An iamb is a poetic foot consisting of a stressed and unstressed syllable.

And not, like, in the anxiety sense, but in the sense of, you know, putting an emphasis on a syllable.

And pentameter means that there are five feet in a line.

This sounds very complicated, but it's actually very easy. Let's try it on the prologue:

Two households, both alike in dignity, In fair Verona, where we lay our scene,

From ancient grudge break to new mutiny, Where civil blood makes civil hands unclean.

Now my performance just then would not have gotten my hired at Shakespeare's theater company.

Ideally, you don't read iambs in that sing-song-y way, but iambic pentameter pops up all over the place.

John Keats' last will and testament was a single line of iambic pentameter:

My chest of books divide among my friends.

And much of our conversation takes places within iambs.

Like, that last sentence for instance. I mean, this isn't genius stuff.

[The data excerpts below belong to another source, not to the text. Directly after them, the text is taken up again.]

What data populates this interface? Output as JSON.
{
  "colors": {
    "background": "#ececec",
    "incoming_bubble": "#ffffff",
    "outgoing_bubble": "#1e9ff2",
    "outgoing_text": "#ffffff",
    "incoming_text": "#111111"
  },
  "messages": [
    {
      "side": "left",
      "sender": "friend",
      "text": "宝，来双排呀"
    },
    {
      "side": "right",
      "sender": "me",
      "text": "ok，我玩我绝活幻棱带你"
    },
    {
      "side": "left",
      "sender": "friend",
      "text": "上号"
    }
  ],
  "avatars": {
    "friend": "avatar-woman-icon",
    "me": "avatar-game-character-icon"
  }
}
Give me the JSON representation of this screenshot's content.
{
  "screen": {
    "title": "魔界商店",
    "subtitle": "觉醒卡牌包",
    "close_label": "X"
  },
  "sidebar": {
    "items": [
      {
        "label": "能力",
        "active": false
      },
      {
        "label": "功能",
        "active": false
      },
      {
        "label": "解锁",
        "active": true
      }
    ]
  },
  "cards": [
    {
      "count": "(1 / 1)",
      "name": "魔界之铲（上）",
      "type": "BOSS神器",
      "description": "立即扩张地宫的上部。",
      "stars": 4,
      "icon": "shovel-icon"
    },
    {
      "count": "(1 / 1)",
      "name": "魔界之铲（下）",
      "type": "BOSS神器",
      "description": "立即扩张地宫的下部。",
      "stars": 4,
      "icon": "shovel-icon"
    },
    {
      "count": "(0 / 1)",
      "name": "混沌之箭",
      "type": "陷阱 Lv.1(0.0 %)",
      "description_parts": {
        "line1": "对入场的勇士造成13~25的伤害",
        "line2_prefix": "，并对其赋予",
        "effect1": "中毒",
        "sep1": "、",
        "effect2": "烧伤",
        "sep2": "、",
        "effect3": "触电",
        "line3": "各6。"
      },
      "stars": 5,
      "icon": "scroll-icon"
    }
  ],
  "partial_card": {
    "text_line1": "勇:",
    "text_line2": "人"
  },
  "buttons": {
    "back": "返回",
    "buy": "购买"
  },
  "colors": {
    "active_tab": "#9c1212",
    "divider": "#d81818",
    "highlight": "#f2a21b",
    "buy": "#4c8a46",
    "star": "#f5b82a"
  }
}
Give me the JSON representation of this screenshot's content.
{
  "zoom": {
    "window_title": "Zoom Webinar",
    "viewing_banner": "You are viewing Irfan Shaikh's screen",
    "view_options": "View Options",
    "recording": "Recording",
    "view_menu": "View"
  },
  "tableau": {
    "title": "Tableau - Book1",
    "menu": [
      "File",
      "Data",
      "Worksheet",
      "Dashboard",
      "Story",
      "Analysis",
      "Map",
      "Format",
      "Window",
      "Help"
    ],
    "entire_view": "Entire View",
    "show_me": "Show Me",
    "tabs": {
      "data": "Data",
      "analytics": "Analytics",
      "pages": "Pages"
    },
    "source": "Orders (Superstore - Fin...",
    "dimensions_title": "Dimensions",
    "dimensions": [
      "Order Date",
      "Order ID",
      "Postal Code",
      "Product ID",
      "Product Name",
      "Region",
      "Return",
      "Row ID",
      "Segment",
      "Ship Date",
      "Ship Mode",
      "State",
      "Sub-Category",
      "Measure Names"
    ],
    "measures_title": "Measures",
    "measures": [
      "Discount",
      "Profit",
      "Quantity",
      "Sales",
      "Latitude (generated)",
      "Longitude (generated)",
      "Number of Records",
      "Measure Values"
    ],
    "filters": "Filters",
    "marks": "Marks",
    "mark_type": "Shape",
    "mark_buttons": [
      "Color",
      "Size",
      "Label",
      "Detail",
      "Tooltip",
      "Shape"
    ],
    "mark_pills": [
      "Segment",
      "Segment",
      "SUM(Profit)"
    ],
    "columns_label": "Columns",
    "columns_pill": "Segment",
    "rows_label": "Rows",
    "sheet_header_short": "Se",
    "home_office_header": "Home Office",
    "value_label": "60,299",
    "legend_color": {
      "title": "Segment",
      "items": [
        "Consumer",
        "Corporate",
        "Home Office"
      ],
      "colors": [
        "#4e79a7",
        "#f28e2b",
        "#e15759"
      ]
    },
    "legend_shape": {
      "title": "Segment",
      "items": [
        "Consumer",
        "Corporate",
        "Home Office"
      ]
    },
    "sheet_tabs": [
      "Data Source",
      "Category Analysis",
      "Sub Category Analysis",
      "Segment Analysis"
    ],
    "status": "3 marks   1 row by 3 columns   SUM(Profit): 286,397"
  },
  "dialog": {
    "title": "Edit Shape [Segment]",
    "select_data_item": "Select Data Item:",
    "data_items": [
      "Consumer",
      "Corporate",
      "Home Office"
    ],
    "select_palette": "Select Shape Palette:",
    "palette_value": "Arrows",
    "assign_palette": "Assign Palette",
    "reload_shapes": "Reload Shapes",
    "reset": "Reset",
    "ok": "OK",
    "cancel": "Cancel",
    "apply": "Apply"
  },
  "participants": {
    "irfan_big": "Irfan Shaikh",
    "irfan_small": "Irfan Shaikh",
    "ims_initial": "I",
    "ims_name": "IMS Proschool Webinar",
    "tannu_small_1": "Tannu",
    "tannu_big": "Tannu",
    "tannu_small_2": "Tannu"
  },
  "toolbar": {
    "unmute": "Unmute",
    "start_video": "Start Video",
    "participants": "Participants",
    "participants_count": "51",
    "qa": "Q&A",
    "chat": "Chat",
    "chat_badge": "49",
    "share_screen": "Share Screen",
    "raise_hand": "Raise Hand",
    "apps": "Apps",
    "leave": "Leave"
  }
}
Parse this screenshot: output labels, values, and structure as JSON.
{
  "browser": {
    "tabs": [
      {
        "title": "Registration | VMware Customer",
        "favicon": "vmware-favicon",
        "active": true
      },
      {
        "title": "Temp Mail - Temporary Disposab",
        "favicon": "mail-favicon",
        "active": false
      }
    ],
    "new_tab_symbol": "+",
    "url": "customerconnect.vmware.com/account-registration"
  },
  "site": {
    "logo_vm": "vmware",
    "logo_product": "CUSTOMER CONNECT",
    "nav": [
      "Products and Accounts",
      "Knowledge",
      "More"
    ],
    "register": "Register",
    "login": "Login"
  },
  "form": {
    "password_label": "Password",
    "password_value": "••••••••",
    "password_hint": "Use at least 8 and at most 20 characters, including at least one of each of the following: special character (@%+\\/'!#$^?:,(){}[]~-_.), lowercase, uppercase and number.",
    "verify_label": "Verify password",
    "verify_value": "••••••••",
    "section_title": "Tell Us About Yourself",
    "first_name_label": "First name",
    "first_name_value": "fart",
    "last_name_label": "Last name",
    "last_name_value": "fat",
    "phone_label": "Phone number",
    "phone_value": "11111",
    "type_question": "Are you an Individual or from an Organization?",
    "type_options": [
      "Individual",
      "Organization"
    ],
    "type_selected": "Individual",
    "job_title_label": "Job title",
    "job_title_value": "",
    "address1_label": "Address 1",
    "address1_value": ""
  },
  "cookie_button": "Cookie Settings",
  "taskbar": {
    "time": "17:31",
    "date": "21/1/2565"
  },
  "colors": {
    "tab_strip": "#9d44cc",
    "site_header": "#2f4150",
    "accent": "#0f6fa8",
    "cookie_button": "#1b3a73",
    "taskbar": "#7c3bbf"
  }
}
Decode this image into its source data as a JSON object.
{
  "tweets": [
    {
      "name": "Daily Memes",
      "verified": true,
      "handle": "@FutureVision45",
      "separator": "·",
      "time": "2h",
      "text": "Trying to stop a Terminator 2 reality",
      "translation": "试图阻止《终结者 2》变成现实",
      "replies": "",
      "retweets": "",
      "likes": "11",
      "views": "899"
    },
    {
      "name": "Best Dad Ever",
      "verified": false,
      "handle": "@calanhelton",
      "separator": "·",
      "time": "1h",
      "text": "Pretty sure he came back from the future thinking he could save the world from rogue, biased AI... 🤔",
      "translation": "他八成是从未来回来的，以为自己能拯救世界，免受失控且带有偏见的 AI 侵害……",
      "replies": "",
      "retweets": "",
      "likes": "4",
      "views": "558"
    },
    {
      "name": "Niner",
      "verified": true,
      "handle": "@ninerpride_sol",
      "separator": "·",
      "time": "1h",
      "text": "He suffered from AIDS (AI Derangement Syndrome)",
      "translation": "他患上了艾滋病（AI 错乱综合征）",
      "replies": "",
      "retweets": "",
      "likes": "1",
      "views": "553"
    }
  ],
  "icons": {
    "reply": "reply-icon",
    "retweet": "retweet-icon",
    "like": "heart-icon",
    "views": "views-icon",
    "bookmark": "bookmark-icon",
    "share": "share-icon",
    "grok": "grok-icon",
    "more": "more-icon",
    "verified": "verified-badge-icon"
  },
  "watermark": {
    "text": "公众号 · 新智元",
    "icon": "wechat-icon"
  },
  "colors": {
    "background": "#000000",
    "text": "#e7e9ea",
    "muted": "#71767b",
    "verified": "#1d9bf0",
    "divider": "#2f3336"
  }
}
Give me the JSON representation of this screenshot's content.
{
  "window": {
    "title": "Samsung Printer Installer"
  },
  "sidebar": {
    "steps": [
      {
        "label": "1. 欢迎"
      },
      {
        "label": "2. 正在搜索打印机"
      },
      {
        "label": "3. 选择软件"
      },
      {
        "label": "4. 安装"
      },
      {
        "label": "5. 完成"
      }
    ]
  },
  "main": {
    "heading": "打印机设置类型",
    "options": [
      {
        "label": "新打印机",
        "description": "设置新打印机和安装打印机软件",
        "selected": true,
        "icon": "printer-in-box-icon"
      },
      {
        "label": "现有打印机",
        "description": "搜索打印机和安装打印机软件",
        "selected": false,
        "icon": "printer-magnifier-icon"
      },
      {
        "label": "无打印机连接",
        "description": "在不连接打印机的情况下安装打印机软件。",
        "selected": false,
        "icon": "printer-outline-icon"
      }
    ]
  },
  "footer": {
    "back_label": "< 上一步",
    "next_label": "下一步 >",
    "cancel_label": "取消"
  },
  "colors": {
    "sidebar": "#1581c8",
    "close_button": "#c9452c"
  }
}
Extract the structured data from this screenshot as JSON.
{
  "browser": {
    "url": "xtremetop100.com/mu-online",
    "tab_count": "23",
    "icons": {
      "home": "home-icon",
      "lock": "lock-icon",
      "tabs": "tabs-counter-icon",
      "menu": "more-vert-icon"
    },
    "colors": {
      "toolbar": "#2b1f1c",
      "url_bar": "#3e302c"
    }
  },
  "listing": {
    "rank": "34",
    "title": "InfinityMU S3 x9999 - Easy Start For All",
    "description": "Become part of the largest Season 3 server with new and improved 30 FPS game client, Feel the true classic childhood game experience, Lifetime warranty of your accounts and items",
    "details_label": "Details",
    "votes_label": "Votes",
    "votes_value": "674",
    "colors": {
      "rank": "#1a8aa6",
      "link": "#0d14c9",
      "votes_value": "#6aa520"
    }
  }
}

My two-year-old son regularly uses iambic pentameter,

like every time he says, "Daddy, I want to go to Steak N Shake."

Iambic pentameter is a way of reflecting

the natural rhythms of human speech in English, while also heightening it.

And it's worth paying attention to especially when Shakespeare messes around with the meter,

as in that famous line, "O Romeo, Romeo! wherefore art thou Romeo?"

That line would be iambic pentameter but something keeps messing it up -- specifically, Romeo's name.

And it's his name, of course, that is the problem.

Were he not named Romeo Montague, there'd be no issue, in the line or in the play.

And I know that when we first encounter Shakespeare, the language can seem difficult.

That's because unlike French or Italian, English has evolved a lot since the 16th-century.

Also, Shakespeare was constantly using words in new ways, as in this play, for instance,

when he became the first person ever to describe a hot girl as an "angel."

But the difficulty and the slowness of the reading allows you to pay attention to the genius of Shakespeare's language.